Wann eine PRP-Behandlung sinnvoll ist
- eingeschränkte Eizellreserve (z. B. niedriger AMH-Wert)
- vorzeitig nachlassende Eierstockfunktion (POI)
- geringe Follikelentwicklung in vorangegangenen Stimulationsbehandlungen
- dünne oder unzureichend aufgebaute Gebärmutterschleimhaut
- wiederholtes Implantationsversagen nach IVF oder ICSI
- chronische Endometritis oder Asherman-Syndrom
Risiken und Grenzen einer PRP-Behandlung
- Leichte Beschwerden nach der Behandlung
Nach dem Eingriff kann vorübergehend ein leichtes Ziehen oder Druckgefühl im Unterbauch auftreten. Diese Beschwerden klingen in der Regel rasch wieder ab. - Geringes Infektionsrisiko
Wie bei jedem invasiven Eingriff besteht ein geringes Infektionsrisiko. Durch die sterile Durchführung ist dieses jedoch sehr selten. - Ergänzende Behandlung
PRP ersetzt keine etablierten Kinderwunschtherapien wie IVF oder ICSI, sondern kann diese in ausgewählten Fällen ergänzen. - Begrenzte wissenschaftliche Evidenz
Die PRP-Behandlung erfolgt als Off-Label-Anwendung. Obwohl erste Studien vielversprechende Ergebnisse zeigen, ist die wissenschaftliche Evidenz derzeit noch begrenzt. Daher lassen sich Erfolgsaussichten nicht sicher vorhersagen.

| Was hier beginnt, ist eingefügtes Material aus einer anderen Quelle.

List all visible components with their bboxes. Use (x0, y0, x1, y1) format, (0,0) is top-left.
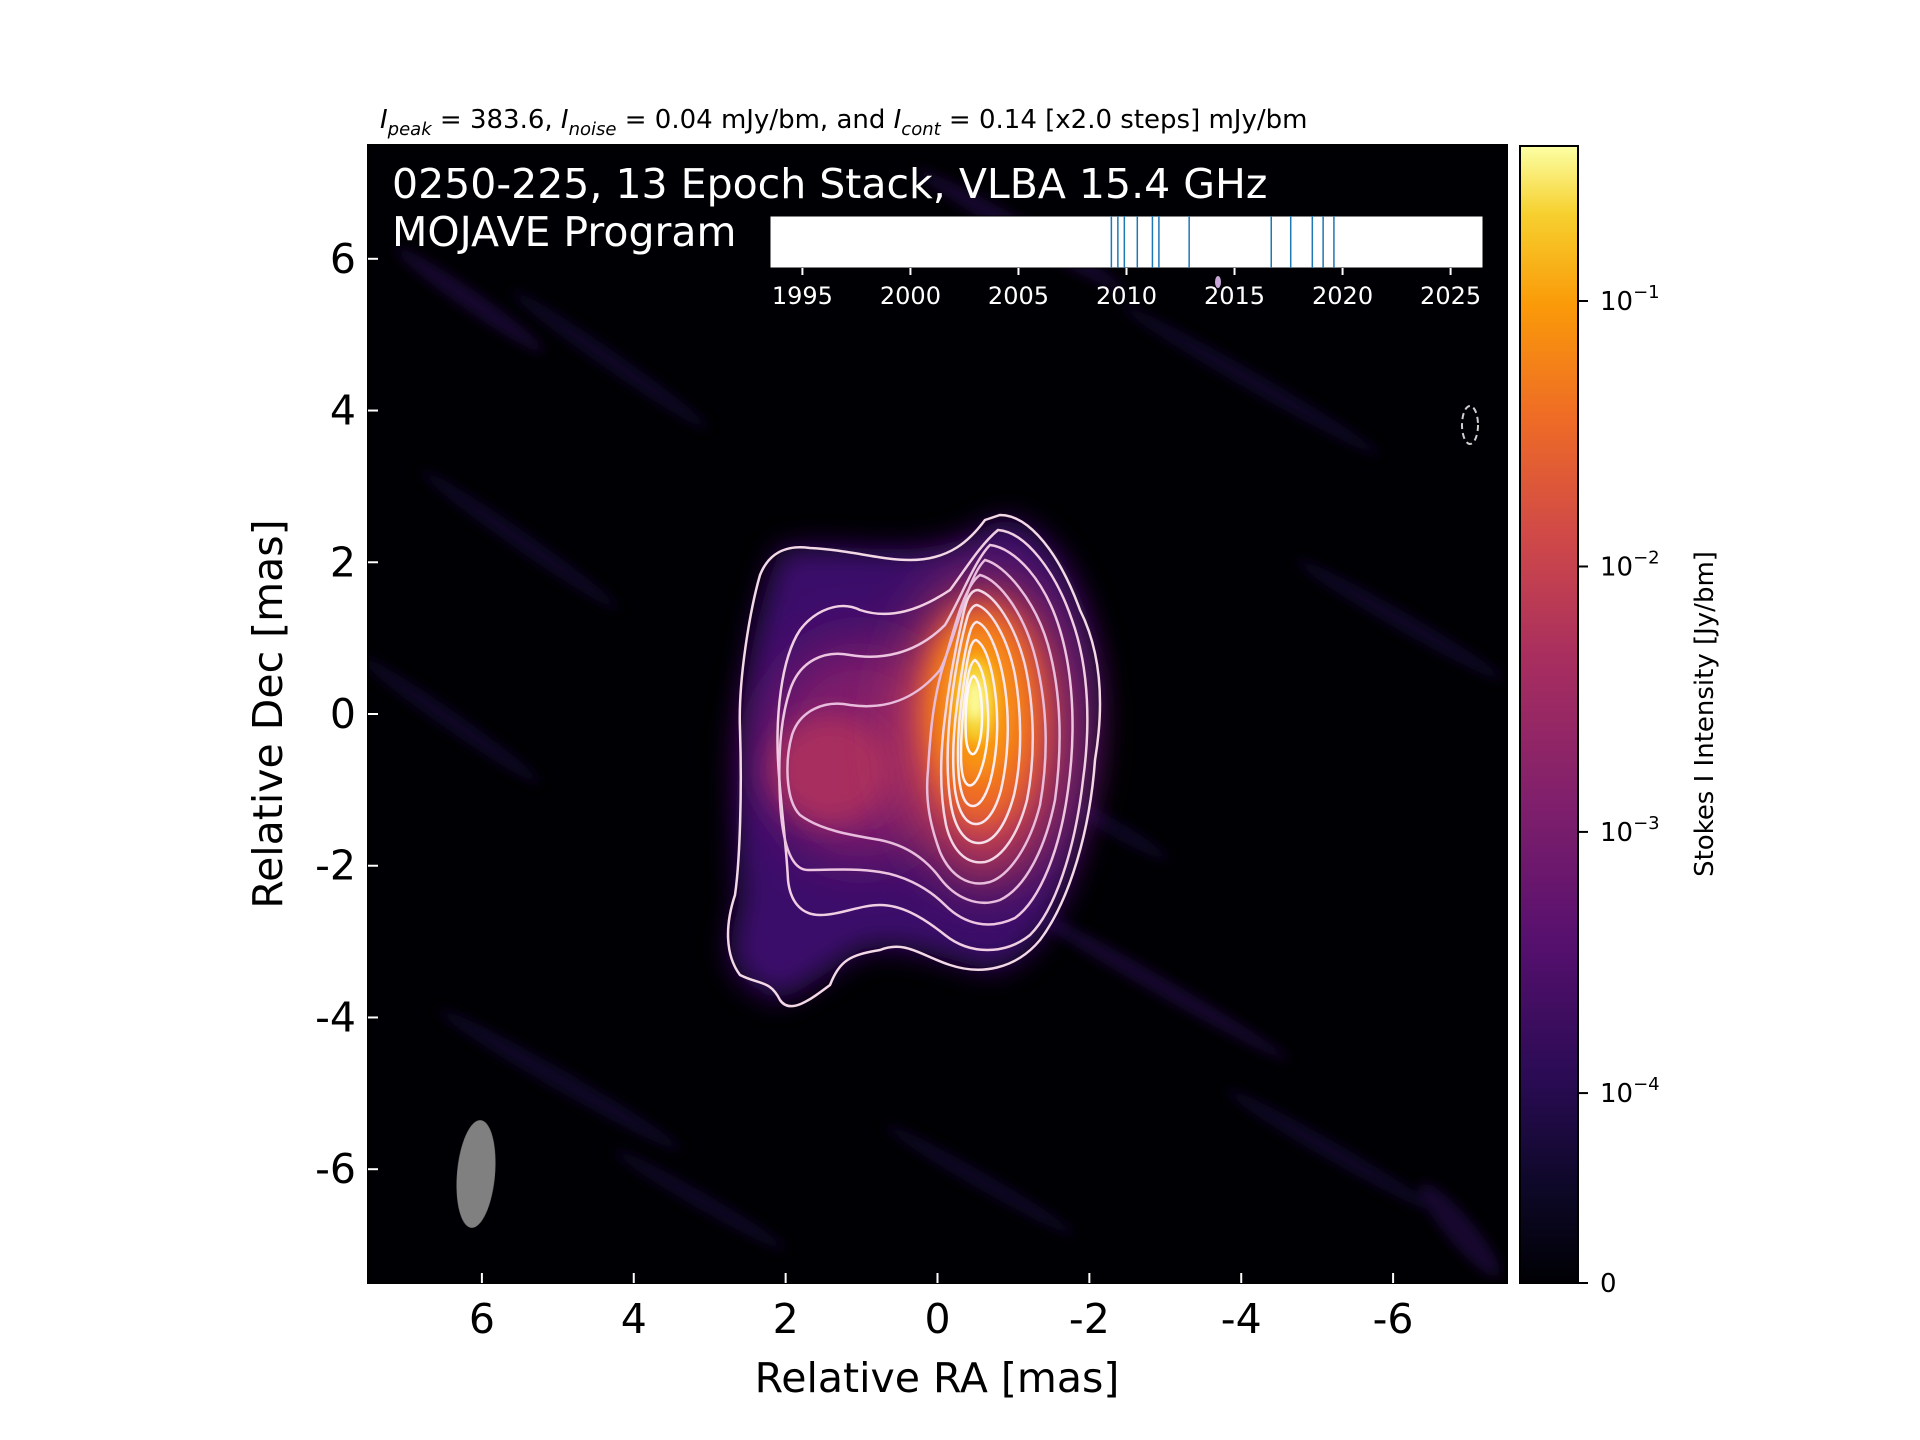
dashed-marker (1461, 405, 1479, 445)
y-tick-label: 6 (330, 235, 356, 283)
x-axis-ticks: 6 4 2 0 -2 -4 -6 (469, 1273, 1414, 1343)
x-axis-label: Relative RA [mas] (755, 1354, 1120, 1402)
colorbar-tick-exponent: −4 (1633, 1074, 1660, 1095)
contour-level-8 (952, 620, 1010, 826)
contour-level-2 (776, 528, 1089, 952)
colorbar-tick-exponent: −1 (1633, 282, 1660, 303)
colorbar-tick-base: 0 (1600, 1269, 1617, 1299)
y-tick-label: 4 (330, 387, 356, 435)
colorbar-tick-base: 10 (1600, 552, 1633, 582)
small-dot (1215, 276, 1221, 288)
title-text1: = 383.6, (432, 105, 561, 135)
colorbar-tick-label: 10−1 (1600, 282, 1660, 317)
title-i1: I (380, 105, 388, 135)
timeline-tick-label: 2010 (1096, 282, 1157, 310)
colorbar-tick-exponent: −2 (1633, 547, 1660, 568)
x-tick-label: -4 (1221, 1295, 1262, 1343)
y-tick-label: -4 (315, 993, 356, 1041)
title-text3: = 0.14 [x2.0 steps] mJy/bm (941, 105, 1308, 135)
title-i2: I (561, 105, 569, 135)
beam-ellipse (456, 1120, 496, 1228)
contour-level-5 (925, 573, 1047, 885)
timeline-tick-label: 2000 (880, 282, 941, 310)
colorbar-tick-exponent: −3 (1633, 813, 1660, 834)
timeline-tick-label: 2025 (1420, 282, 1481, 310)
colorbar-tick-label: 0 (1600, 1269, 1617, 1299)
contour-level-10 (959, 658, 990, 787)
x-tick-label: -6 (1373, 1295, 1414, 1343)
program-annotation: MOJAVE Program (392, 208, 736, 256)
y-tick-label: -2 (315, 842, 356, 890)
title-sub-peak: peak (387, 119, 434, 140)
title-sub-noise: noise (569, 119, 617, 140)
title-sub-cont: cont (901, 119, 941, 140)
x-tick-label: 2 (773, 1295, 799, 1343)
x-tick-label: 4 (621, 1295, 647, 1343)
title-text2: = 0.04 mJy/bm, and (616, 105, 893, 135)
y-tick-label: 0 (330, 690, 356, 738)
colorbar-tick-label: 10−4 (1600, 1074, 1660, 1109)
contour-level-9 (956, 638, 999, 808)
y-tick-label: -6 (315, 1145, 356, 1193)
contour-level-3 (778, 543, 1074, 926)
x-tick-label: -2 (1069, 1295, 1110, 1343)
colorbar: 10−110−210−310−40 Stokes I Intensity [Jy… (1519, 145, 1720, 1299)
timeline-tick-label: 2015 (1204, 282, 1265, 310)
contour-level-1 (726, 513, 1102, 1008)
contour-level-6 (939, 588, 1034, 864)
title-i3: I (894, 105, 902, 135)
y-tick-label: 2 (330, 538, 356, 586)
timeline-tick-label: 2020 (1312, 282, 1373, 310)
x-tick-label: 0 (924, 1295, 950, 1343)
intensity-map (368, 145, 1507, 1283)
timeline-tick-label: 2005 (988, 282, 1049, 310)
contour-level-7 (946, 603, 1022, 845)
chart-title: Ipeak = 383.6, Inoise = 0.04 mJy/bm, and… (380, 105, 1307, 140)
contour-level-11 (964, 674, 984, 756)
colorbar-frame (1519, 145, 1579, 1284)
timeline-inset: 1995 2000 2005 2010 2015 2020 2025 (769, 215, 1484, 310)
colorbar-tick-label: 10−3 (1600, 813, 1660, 848)
y-axis-ticks: 6 4 2 0 -2 -4 -6 (315, 235, 378, 1193)
source-annotation: 0250-225, 13 Epoch Stack, VLBA 15.4 GHz (392, 160, 1267, 208)
y-axis-label: Relative Dec [mas] (244, 519, 292, 908)
timeline-ticks: 1995 2000 2005 2010 2015 2020 2025 (772, 268, 1481, 310)
timeline-tick-label: 1995 (772, 282, 833, 310)
colorbar-tick-base: 10 (1600, 1079, 1633, 1109)
colorbar-gradient (1520, 146, 1578, 1283)
contour-lines (726, 513, 1102, 1008)
colorbar-tick-base: 10 (1600, 287, 1633, 317)
colorbar-tick-base: 10 (1600, 818, 1633, 848)
timeline-box (769, 215, 1484, 269)
x-tick-label: 6 (469, 1295, 495, 1343)
contour-level-4 (786, 558, 1061, 905)
colorbar-ticks: 10−110−210−310−40 (1578, 282, 1660, 1299)
timeline-epochs (1110, 216, 1335, 268)
colorbar-tick-label: 10−2 (1600, 547, 1660, 582)
colorbar-label: Stokes I Intensity [Jy/bm] (1690, 551, 1720, 877)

Unsere fachärztliche Einschätzung zur PRP-Behandlung
Erweiterte Option
PRP gehört zu den neueren ergänzenden Behandlungsansätzen in der Reproduktionsmedizin. Erste Studien zeigen vielversprechende Ergebnisse für ausgewählte Patientinnen, die wissenschaftliche Evidenz entwickelt sich jedoch weiterhin. Deshalb setzen wir die PRP-Behandlung gezielt bei geeigneter Indikation ein.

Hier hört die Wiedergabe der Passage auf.